Inspired by classic and contemporary speculative fiction, Buffalo Is the New Buffalo explores science fiction tropes through a Métis lens: a Two-Spirit rougarou (shapeshifter) in the nineteenth century tries to solve a murder in her community and joins the nehiyaw-pwat (Iron Confederacy) in order to successfully stop Canadian colonial expansion into the West. A Métis man is gored by a radioactive bison, gaining super strength, but losing the ability to be remembered by anyone not related to him by blood. Nanites babble to babies in Cree, virtual reality teaches transformation, foxes take human form and wreak havoc on hearts, buffalo roam free, and beings grapple with the thorny problem of healing from colonialism.
Indigenous futurisms seek to discover the impact of colonization, remove its psychological baggage, and recover ancestral traditions. These eight short stories of “Métis futurism” explore Indigenous existence and resistance through the specific lens of being Métis. Expansive and eye-opening, Buffalo Is the New Buffalo rewrites our shared history in provocative and exciting ways.
The debut collection of short stories from Métis writer Chelsea Vowel is a gut renovation of the science-fiction genre that liberates dystopian and post-apocalyptic ideas from tired tropes to explore radical possibilities for Indigenous resilience…
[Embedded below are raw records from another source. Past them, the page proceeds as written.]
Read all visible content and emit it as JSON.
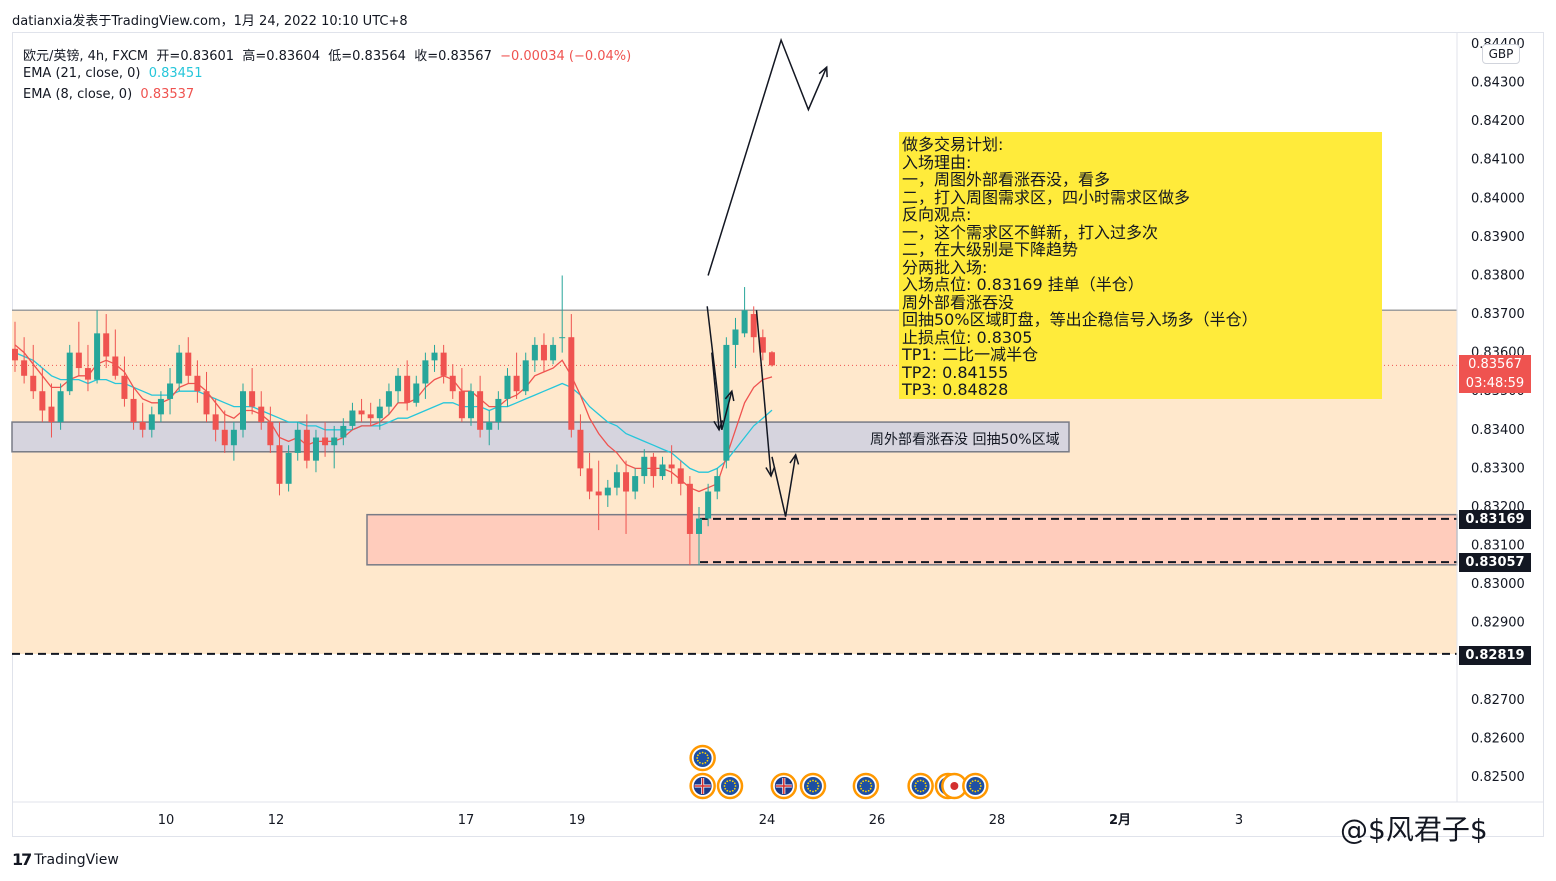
{
  "header": {
    "publish_line": "datianxia发表于TradingView.com，1月 24, 2022 10:10 UTC+8"
  },
  "legend": {
    "symbol_line_prefix": "欧元/英镑, 4h, FXCM",
    "open_label": "开=0.83601",
    "high_label": "高=0.83604",
    "low_label": "低=0.83564",
    "close_label": "收=0.83567",
    "change_label": "−0.00034 (−0.04%)",
    "ema21_label": "EMA (21, close, 0)",
    "ema21_value": "0.83451",
    "ema8_label": "EMA (8, close, 0)",
    "ema8_value": "0.83537"
  },
  "currency_badge": "GBP",
  "current_price": {
    "value": "0.83567",
    "countdown": "03:48:59"
  },
  "price_tags": [
    {
      "id": "entry",
      "value": "0.83169"
    },
    {
      "id": "support",
      "value": "0.83057"
    },
    {
      "id": "stop",
      "value": "0.82819"
    }
  ],
  "plan_box": {
    "lines": [
      "做多交易计划:",
      "入场理由:",
      "一，周图外部看涨吞没，看多",
      "二，打入周图需求区，四小时需求区做多",
      "反向观点:",
      "一，这个需求区不鲜新，打入过多次",
      "二，在大级别是下降趋势",
      "分两批入场:",
      "入场点位:  0.83169  挂单（半仓）",
      "周外部看涨吞没",
      "回抽50%区域盯盘，等出企稳信号入场多（半仓）",
      "止损点位:  0.8305",
      "TP1:  二比一减半仓",
      "TP2:  0.84155",
      "TP3: 0.84828"
    ]
  },
  "zone_label": "周外部看涨吞没 回抽50%区域",
  "footer": {
    "brand": "TradingView",
    "logo": "17"
  },
  "watermark": "@$风君子$",
  "colors": {
    "bull": "#26a69a",
    "bear": "#ef5350",
    "ema21": "#26c6da",
    "ema8": "#ef5350",
    "demand_zone_fill": "#ffe8cc",
    "mid_zone_fill": "#d6d4de",
    "entry_zone_fill": "#ffccbc",
    "plan_fill": "#ffeb3b"
  },
  "chart_data": {
    "type": "candlestick",
    "symbol": "EUR/GBP",
    "timeframe": "4h",
    "y_ticks": [
      "0.84400",
      "0.84300",
      "0.84200",
      "0.84100",
      "0.84000",
      "0.83900",
      "0.83800",
      "0.83700",
      "0.83600",
      "0.83500",
      "0.83400",
      "0.83300",
      "0.83200",
      "0.83100",
      "0.83000",
      "0.82900",
      "0.82700",
      "0.82600",
      "0.82500"
    ],
    "x_ticks": [
      "10",
      "12",
      "17",
      "19",
      "24",
      "26",
      "28",
      "2月",
      "3"
    ],
    "ylim": [
      0.8246,
      0.845
    ],
    "candles": [
      [
        0.8361,
        0.8368,
        0.8355,
        0.8358
      ],
      [
        0.8358,
        0.8364,
        0.8352,
        0.8354
      ],
      [
        0.8354,
        0.8362,
        0.8348,
        0.835
      ],
      [
        0.835,
        0.8356,
        0.8342,
        0.8345
      ],
      [
        0.8346,
        0.8352,
        0.8338,
        0.8342
      ],
      [
        0.8342,
        0.8352,
        0.834,
        0.835
      ],
      [
        0.835,
        0.8362,
        0.8349,
        0.836
      ],
      [
        0.836,
        0.8368,
        0.8354,
        0.8356
      ],
      [
        0.8356,
        0.8362,
        0.835,
        0.8353
      ],
      [
        0.8353,
        0.8371,
        0.8352,
        0.8365
      ],
      [
        0.8365,
        0.837,
        0.8356,
        0.8359
      ],
      [
        0.8359,
        0.8366,
        0.8353,
        0.8354
      ],
      [
        0.8354,
        0.8359,
        0.8346,
        0.8348
      ],
      [
        0.8348,
        0.8351,
        0.834,
        0.8342
      ],
      [
        0.8342,
        0.8347,
        0.8338,
        0.834
      ],
      [
        0.834,
        0.8346,
        0.8338,
        0.8344
      ],
      [
        0.8344,
        0.835,
        0.8342,
        0.8348
      ],
      [
        0.8348,
        0.8356,
        0.8344,
        0.8352
      ],
      [
        0.8352,
        0.8362,
        0.835,
        0.836
      ],
      [
        0.836,
        0.8364,
        0.8352,
        0.8354
      ],
      [
        0.8354,
        0.8358,
        0.8347,
        0.835
      ],
      [
        0.835,
        0.8355,
        0.8342,
        0.8344
      ],
      [
        0.8344,
        0.8348,
        0.8337,
        0.834
      ],
      [
        0.834,
        0.8345,
        0.8334,
        0.8336
      ],
      [
        0.8336,
        0.8342,
        0.8332,
        0.834
      ],
      [
        0.834,
        0.8352,
        0.8338,
        0.835
      ],
      [
        0.835,
        0.8356,
        0.8344,
        0.8346
      ],
      [
        0.8346,
        0.835,
        0.834,
        0.8342
      ],
      [
        0.8342,
        0.8346,
        0.8334,
        0.8336
      ],
      [
        0.8336,
        0.8342,
        0.8323,
        0.8326
      ],
      [
        0.8326,
        0.8336,
        0.8324,
        0.8334
      ],
      [
        0.8334,
        0.8342,
        0.8332,
        0.834
      ],
      [
        0.834,
        0.8344,
        0.833,
        0.8332
      ],
      [
        0.8332,
        0.834,
        0.8329,
        0.8338
      ],
      [
        0.8338,
        0.8342,
        0.8333,
        0.8336
      ],
      [
        0.8336,
        0.8341,
        0.833,
        0.8338
      ],
      [
        0.8338,
        0.8343,
        0.8336,
        0.8341
      ],
      [
        0.8341,
        0.8347,
        0.834,
        0.8345
      ],
      [
        0.8345,
        0.8348,
        0.8342,
        0.8344
      ],
      [
        0.8344,
        0.8347,
        0.8341,
        0.8343
      ],
      [
        0.8343,
        0.8348,
        0.834,
        0.8346
      ],
      [
        0.8346,
        0.8352,
        0.8344,
        0.835
      ],
      [
        0.835,
        0.8356,
        0.8347,
        0.8354
      ],
      [
        0.8354,
        0.8358,
        0.8345,
        0.8347
      ],
      [
        0.8347,
        0.8354,
        0.8346,
        0.8352
      ],
      [
        0.8352,
        0.836,
        0.8348,
        0.8358
      ],
      [
        0.8358,
        0.8362,
        0.8355,
        0.836
      ],
      [
        0.836,
        0.8362,
        0.8352,
        0.8354
      ],
      [
        0.8354,
        0.8357,
        0.8348,
        0.835
      ],
      [
        0.835,
        0.8356,
        0.8342,
        0.8343
      ],
      [
        0.8343,
        0.8352,
        0.8341,
        0.835
      ],
      [
        0.835,
        0.8354,
        0.8338,
        0.834
      ],
      [
        0.834,
        0.8345,
        0.8336,
        0.8342
      ],
      [
        0.8342,
        0.835,
        0.834,
        0.8348
      ],
      [
        0.8348,
        0.8356,
        0.8346,
        0.8354
      ],
      [
        0.8354,
        0.836,
        0.8348,
        0.835
      ],
      [
        0.835,
        0.836,
        0.8349,
        0.8358
      ],
      [
        0.8358,
        0.8364,
        0.8355,
        0.8362
      ],
      [
        0.8362,
        0.8365,
        0.8355,
        0.8358
      ],
      [
        0.8358,
        0.8364,
        0.8357,
        0.8362
      ],
      [
        0.8364,
        0.838,
        0.836,
        0.8364
      ],
      [
        0.8364,
        0.837,
        0.8338,
        0.834
      ],
      [
        0.834,
        0.8344,
        0.8328,
        0.833
      ],
      [
        0.833,
        0.8334,
        0.8322,
        0.8324
      ],
      [
        0.8324,
        0.8332,
        0.8314,
        0.8323
      ],
      [
        0.8323,
        0.8327,
        0.832,
        0.8325
      ],
      [
        0.8325,
        0.8331,
        0.8323,
        0.8329
      ],
      [
        0.8329,
        0.8332,
        0.8313,
        0.8324
      ],
      [
        0.8324,
        0.833,
        0.8322,
        0.8328
      ],
      [
        0.8328,
        0.8335,
        0.8326,
        0.8333
      ],
      [
        0.8333,
        0.8334,
        0.8325,
        0.8328
      ],
      [
        0.8328,
        0.8333,
        0.8327,
        0.8331
      ],
      [
        0.8331,
        0.8336,
        0.8326,
        0.833
      ],
      [
        0.833,
        0.8332,
        0.8323,
        0.8326
      ],
      [
        0.8326,
        0.8328,
        0.8305,
        0.8313
      ],
      [
        0.8313,
        0.832,
        0.8305,
        0.8317
      ],
      [
        0.8317,
        0.8326,
        0.8315,
        0.8324
      ],
      [
        0.8324,
        0.833,
        0.8322,
        0.8328
      ],
      [
        0.8332,
        0.8364,
        0.833,
        0.8362
      ],
      [
        0.8362,
        0.8369,
        0.8356,
        0.8366
      ],
      [
        0.8365,
        0.8377,
        0.8364,
        0.8371
      ],
      [
        0.837,
        0.8372,
        0.836,
        0.8364
      ],
      [
        0.8364,
        0.8366,
        0.8358,
        0.836
      ],
      [
        0.83601,
        0.83604,
        0.83564,
        0.83567
      ]
    ],
    "ema21": [
      0.836,
      0.8359,
      0.8358,
      0.8356,
      0.8354,
      0.8353,
      0.8353,
      0.8353,
      0.8352,
      0.8353,
      0.8353,
      0.8352,
      0.8352,
      0.8351,
      0.835,
      0.8349,
      0.8349,
      0.8349,
      0.835,
      0.835,
      0.835,
      0.8349,
      0.8348,
      0.8347,
      0.8346,
      0.8346,
      0.8346,
      0.8345,
      0.8344,
      0.8343,
      0.8342,
      0.8342,
      0.8341,
      0.8341,
      0.834,
      0.834,
      0.834,
      0.834,
      0.8341,
      0.8341,
      0.8341,
      0.8342,
      0.8343,
      0.8343,
      0.8344,
      0.8345,
      0.8346,
      0.8347,
      0.8347,
      0.8346,
      0.8346,
      0.8346,
      0.8345,
      0.8346,
      0.8346,
      0.8347,
      0.8348,
      0.8349,
      0.835,
      0.8351,
      0.8352,
      0.8351,
      0.8349,
      0.8346,
      0.8344,
      0.8342,
      0.8341,
      0.8339,
      0.8338,
      0.8337,
      0.8336,
      0.8335,
      0.8334,
      0.8332,
      0.833,
      0.8329,
      0.8329,
      0.833,
      0.8332,
      0.8335,
      0.8338,
      0.8341,
      0.8343,
      0.83451
    ],
    "ema8": [
      0.8362,
      0.836,
      0.8357,
      0.8354,
      0.8351,
      0.8351,
      0.8353,
      0.8354,
      0.8354,
      0.8357,
      0.8358,
      0.8357,
      0.8355,
      0.8351,
      0.8348,
      0.8347,
      0.8347,
      0.8348,
      0.8351,
      0.8352,
      0.8352,
      0.835,
      0.8347,
      0.8344,
      0.8343,
      0.8345,
      0.8345,
      0.8344,
      0.8342,
      0.8338,
      0.8337,
      0.8338,
      0.8336,
      0.8337,
      0.8337,
      0.8337,
      0.8338,
      0.834,
      0.8341,
      0.8341,
      0.8342,
      0.8344,
      0.8347,
      0.8347,
      0.8348,
      0.8351,
      0.8353,
      0.8354,
      0.8353,
      0.835,
      0.835,
      0.8348,
      0.8346,
      0.8346,
      0.8348,
      0.8349,
      0.8351,
      0.8354,
      0.8355,
      0.8356,
      0.8358,
      0.8354,
      0.8349,
      0.8343,
      0.8339,
      0.8336,
      0.8334,
      0.8331,
      0.833,
      0.833,
      0.833,
      0.833,
      0.8329,
      0.8327,
      0.8325,
      0.8324,
      0.8325,
      0.8326,
      0.8333,
      0.834,
      0.8347,
      0.8351,
      0.8353,
      0.83537
    ],
    "zones": [
      {
        "name": "demand_zone",
        "top": 0.8371,
        "bottom": 0.82819
      },
      {
        "name": "mid_zone",
        "top": 0.8342,
        "bottom": 0.83343
      },
      {
        "name": "entry_zone",
        "top": 0.8318,
        "bottom": 0.8305
      }
    ],
    "levels": [
      0.83169,
      0.83057,
      0.82819
    ],
    "projection_paths": [
      [
        [
          83,
          0.8333
        ],
        [
          84.5,
          0.83175
        ],
        [
          85.6,
          0.83335
        ]
      ],
      [
        [
          76,
          0.838
        ],
        [
          84,
          0.8441
        ],
        [
          87,
          0.8423
        ],
        [
          89,
          0.8434
        ]
      ],
      [
        [
          75.9,
          0.8372
        ],
        [
          77.5,
          0.834
        ],
        [
          78.6,
          0.835
        ]
      ],
      [
        [
          76.4,
          0.836
        ],
        [
          77.2,
          0.834
        ]
      ],
      [
        [
          81.3,
          0.8371
        ],
        [
          82.9,
          0.8328
        ]
      ]
    ],
    "events": [
      {
        "x": 75.4,
        "row": 0,
        "kind": "eu"
      },
      {
        "x": 75.4,
        "row": 1,
        "kind": "uk"
      },
      {
        "x": 78.4,
        "row": 1,
        "kind": "eu"
      },
      {
        "x": 84.3,
        "row": 1,
        "kind": "uk"
      },
      {
        "x": 87.5,
        "row": 1,
        "kind": "eu"
      },
      {
        "x": 93.3,
        "row": 1,
        "kind": "eu"
      },
      {
        "x": 99.3,
        "row": 1,
        "kind": "eu"
      },
      {
        "x": 102.3,
        "row": 1,
        "kind": "eu"
      },
      {
        "x": 103.0,
        "row": 1,
        "kind": "jp"
      },
      {
        "x": 105.3,
        "row": 1,
        "kind": "eu"
      }
    ]
  }
}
While the stories grapple with loss, trauma, and violence, the collection is profoundly hopeful, offering expansive visions of Métis existence that encompass the complexity of the past and the potential of a technologically limitless future.
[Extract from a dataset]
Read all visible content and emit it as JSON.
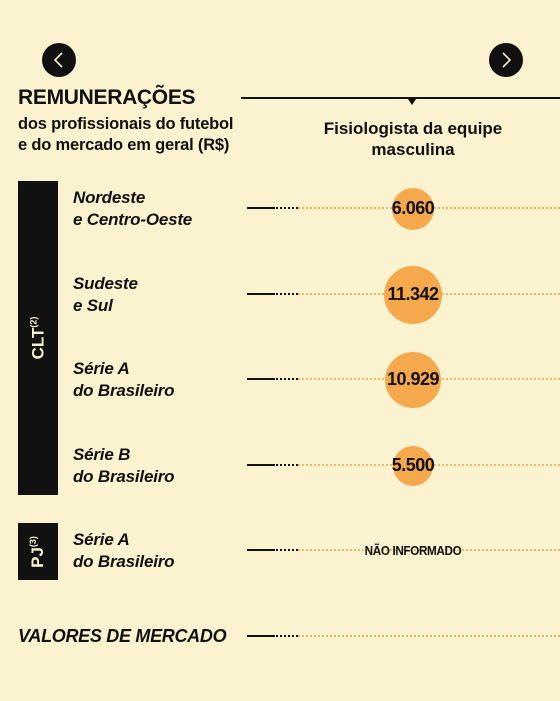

As paired fiction and academic analysis, this collection…seeks ways to actively make restored Indigenous [kinscapes] a reality, in the here and the to-come. Buffalo is the New Buffalo meditates upon the question of how we might get there.
These are stories that can be told around the campfire late at night when the aunties howl back at the wolves. These are stories that can be taught in a graduate level seminar on Indigenous literatures…
I hope future generations of Métis youth pick up this book and find home within its pages just as I have.